Solía sentirme tan aislada de ese mundo de la muerte; nunca pensé que podría sucederme a mi, hasta que un día llego a mi puerta la venadita. Era tan solo una niña cuando tocó el timbre por primera vez y hoy es toda una mujer adulta, está a punto de graduarse, a punto de dar a luz, a punto de casarse, a punto de lograr todo lo que siempre quiso, a punto…
Se ve tan feliz y tan triste a la vez, no puedo evitar sentir lástima por ella cuando la miro. Tiene toda la vida por delante y no lo puede ver, no lo quiere ver.
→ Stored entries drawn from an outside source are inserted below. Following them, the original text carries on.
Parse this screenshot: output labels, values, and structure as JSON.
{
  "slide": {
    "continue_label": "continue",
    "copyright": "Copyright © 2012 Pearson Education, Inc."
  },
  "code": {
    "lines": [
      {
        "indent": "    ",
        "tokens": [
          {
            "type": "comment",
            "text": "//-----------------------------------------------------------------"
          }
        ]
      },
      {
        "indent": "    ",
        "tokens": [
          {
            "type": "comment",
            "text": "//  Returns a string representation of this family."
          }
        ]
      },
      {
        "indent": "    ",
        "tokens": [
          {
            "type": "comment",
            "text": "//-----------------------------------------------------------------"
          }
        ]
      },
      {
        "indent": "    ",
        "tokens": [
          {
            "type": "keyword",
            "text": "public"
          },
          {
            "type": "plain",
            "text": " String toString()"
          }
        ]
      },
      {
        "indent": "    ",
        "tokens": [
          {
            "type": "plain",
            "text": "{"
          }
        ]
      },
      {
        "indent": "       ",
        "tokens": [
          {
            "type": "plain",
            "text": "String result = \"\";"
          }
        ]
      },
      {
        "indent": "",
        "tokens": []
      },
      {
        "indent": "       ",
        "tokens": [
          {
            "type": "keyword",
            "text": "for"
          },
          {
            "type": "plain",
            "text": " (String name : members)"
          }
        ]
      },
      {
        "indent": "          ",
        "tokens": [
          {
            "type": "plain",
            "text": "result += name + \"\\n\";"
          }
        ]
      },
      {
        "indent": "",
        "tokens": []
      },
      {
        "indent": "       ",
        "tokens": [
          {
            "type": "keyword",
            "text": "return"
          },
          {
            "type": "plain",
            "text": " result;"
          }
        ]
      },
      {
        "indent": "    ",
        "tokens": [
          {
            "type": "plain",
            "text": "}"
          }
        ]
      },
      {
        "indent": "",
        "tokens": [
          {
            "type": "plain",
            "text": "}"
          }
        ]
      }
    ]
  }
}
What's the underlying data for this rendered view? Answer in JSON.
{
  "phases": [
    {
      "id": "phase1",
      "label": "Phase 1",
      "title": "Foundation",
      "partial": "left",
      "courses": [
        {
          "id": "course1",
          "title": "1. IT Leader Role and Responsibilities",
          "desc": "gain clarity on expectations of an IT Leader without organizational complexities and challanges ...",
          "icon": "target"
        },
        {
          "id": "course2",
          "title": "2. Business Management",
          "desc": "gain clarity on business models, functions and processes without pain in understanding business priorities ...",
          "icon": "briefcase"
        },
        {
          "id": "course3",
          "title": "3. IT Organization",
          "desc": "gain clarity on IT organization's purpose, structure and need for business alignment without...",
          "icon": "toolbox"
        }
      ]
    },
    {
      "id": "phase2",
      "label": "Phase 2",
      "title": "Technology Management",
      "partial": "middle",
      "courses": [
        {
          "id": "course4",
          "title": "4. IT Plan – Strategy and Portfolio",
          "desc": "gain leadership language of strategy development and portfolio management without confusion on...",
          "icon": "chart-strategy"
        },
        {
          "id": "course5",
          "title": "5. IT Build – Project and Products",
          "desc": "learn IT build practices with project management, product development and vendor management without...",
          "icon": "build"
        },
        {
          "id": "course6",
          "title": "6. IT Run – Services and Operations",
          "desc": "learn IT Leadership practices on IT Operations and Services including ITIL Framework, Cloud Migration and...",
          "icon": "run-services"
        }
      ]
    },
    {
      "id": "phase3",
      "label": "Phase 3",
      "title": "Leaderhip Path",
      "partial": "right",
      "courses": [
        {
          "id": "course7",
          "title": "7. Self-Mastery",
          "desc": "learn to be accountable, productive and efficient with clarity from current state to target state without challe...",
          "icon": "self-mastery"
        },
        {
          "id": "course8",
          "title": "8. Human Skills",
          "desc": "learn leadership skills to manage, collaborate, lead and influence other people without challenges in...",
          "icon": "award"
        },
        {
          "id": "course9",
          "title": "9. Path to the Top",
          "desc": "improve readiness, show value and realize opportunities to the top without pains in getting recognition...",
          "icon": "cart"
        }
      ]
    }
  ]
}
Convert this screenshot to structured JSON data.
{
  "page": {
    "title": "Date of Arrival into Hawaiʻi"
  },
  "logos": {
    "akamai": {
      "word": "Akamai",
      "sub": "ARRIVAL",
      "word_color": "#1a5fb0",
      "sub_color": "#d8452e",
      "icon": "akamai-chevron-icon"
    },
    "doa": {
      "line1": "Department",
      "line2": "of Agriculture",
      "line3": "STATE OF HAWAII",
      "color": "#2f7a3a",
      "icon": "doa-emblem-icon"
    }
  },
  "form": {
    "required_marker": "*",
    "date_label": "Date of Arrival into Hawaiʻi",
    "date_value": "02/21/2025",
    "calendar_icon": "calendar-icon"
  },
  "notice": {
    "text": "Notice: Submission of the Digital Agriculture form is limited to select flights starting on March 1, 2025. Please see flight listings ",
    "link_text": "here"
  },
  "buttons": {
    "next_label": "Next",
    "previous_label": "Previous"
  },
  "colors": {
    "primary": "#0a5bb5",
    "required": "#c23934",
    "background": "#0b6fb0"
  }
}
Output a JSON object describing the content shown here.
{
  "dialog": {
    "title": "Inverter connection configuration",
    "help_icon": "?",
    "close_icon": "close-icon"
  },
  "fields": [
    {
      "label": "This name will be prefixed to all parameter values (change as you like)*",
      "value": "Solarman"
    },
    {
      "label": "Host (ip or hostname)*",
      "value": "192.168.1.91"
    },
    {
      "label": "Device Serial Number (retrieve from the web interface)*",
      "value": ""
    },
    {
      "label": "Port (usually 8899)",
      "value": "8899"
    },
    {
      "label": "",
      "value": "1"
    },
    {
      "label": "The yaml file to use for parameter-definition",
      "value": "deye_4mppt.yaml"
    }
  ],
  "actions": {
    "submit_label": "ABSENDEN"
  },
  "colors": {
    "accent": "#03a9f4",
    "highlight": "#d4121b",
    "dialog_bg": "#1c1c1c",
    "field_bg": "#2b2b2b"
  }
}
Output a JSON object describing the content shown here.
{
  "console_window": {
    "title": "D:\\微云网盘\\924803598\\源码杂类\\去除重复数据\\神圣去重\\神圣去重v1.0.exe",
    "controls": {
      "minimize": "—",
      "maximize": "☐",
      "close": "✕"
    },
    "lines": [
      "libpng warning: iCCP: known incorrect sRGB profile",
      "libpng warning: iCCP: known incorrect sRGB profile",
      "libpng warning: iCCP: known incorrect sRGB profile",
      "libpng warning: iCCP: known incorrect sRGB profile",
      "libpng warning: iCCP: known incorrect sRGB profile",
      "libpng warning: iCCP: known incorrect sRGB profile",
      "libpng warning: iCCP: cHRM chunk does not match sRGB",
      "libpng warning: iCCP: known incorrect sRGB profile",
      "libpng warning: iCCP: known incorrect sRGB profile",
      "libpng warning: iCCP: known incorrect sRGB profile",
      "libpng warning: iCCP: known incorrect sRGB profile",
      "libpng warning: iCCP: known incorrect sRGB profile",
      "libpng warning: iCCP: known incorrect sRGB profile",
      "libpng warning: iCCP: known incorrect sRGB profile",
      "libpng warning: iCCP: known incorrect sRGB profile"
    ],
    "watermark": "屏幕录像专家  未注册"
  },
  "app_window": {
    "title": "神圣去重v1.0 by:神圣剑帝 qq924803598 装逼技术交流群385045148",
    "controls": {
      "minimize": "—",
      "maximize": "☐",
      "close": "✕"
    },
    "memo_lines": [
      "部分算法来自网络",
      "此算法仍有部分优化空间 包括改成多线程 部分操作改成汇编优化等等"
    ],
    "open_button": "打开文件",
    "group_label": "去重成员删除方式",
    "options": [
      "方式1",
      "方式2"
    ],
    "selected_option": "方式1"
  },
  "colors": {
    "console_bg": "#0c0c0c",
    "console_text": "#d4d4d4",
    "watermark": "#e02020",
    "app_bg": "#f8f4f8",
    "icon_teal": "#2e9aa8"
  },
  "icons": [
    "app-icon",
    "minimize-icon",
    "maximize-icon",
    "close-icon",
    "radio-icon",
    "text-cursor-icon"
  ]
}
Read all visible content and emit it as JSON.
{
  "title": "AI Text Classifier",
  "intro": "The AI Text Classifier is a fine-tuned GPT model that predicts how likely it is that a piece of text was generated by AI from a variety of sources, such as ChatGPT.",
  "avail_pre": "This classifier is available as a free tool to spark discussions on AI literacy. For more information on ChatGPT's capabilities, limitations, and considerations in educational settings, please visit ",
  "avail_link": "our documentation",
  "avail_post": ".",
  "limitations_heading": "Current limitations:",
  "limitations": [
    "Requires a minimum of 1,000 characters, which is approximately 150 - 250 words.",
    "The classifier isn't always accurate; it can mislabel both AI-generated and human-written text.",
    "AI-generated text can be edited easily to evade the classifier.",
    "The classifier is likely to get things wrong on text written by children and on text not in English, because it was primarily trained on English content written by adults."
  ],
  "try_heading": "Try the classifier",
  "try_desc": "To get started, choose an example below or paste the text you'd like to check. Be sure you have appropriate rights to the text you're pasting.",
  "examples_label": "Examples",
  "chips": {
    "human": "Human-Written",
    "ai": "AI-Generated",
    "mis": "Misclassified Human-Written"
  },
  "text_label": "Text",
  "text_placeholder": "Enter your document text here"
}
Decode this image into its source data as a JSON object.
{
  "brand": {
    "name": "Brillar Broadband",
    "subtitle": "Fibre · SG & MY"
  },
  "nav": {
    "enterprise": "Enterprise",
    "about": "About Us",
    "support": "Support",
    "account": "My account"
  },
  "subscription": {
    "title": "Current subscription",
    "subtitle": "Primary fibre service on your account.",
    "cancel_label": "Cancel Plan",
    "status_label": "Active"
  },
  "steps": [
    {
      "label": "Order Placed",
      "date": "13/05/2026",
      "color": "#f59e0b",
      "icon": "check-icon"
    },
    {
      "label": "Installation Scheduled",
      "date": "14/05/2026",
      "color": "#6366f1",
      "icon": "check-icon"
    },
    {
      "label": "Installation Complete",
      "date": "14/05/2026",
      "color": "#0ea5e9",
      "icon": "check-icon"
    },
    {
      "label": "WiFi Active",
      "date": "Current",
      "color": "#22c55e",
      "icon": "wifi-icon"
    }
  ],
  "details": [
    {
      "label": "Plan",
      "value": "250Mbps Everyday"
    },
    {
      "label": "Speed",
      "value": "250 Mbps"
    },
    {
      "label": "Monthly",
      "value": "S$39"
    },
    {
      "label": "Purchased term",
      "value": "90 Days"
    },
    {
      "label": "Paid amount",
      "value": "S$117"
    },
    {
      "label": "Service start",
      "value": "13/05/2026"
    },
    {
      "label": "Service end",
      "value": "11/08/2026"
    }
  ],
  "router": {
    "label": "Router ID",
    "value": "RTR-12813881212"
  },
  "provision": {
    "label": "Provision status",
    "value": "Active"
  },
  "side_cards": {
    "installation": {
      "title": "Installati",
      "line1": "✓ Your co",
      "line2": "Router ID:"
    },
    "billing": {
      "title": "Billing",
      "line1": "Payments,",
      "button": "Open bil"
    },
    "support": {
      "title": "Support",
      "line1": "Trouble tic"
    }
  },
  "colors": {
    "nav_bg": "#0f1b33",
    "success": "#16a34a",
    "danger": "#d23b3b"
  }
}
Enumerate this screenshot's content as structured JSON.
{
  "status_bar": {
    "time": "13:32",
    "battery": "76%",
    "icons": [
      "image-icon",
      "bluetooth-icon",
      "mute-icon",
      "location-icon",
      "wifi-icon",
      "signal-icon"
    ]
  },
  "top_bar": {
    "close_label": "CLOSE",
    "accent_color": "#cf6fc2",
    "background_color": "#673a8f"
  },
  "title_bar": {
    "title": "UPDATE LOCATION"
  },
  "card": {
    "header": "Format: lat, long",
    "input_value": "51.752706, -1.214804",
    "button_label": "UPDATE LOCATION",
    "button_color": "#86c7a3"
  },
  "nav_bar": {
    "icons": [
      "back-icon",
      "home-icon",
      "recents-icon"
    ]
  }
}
El sol no me deja ver con claridad, pero siento que estamos llegando al final del camino; espero que con esto lo logremos, espero que ésta sea la forma de llegar a lo que buscamos, porque de otro modo estamos perdidos.
-“Me calaste hondo
y ahora me dueles
si todo lo que nace
perece del mismo modo
un momento se va
y no vuelve a pasar”
Canta Bunbury en la radio, mientras tarareo la canción, ella se baja del auto y camina entre el pato admirando la vista.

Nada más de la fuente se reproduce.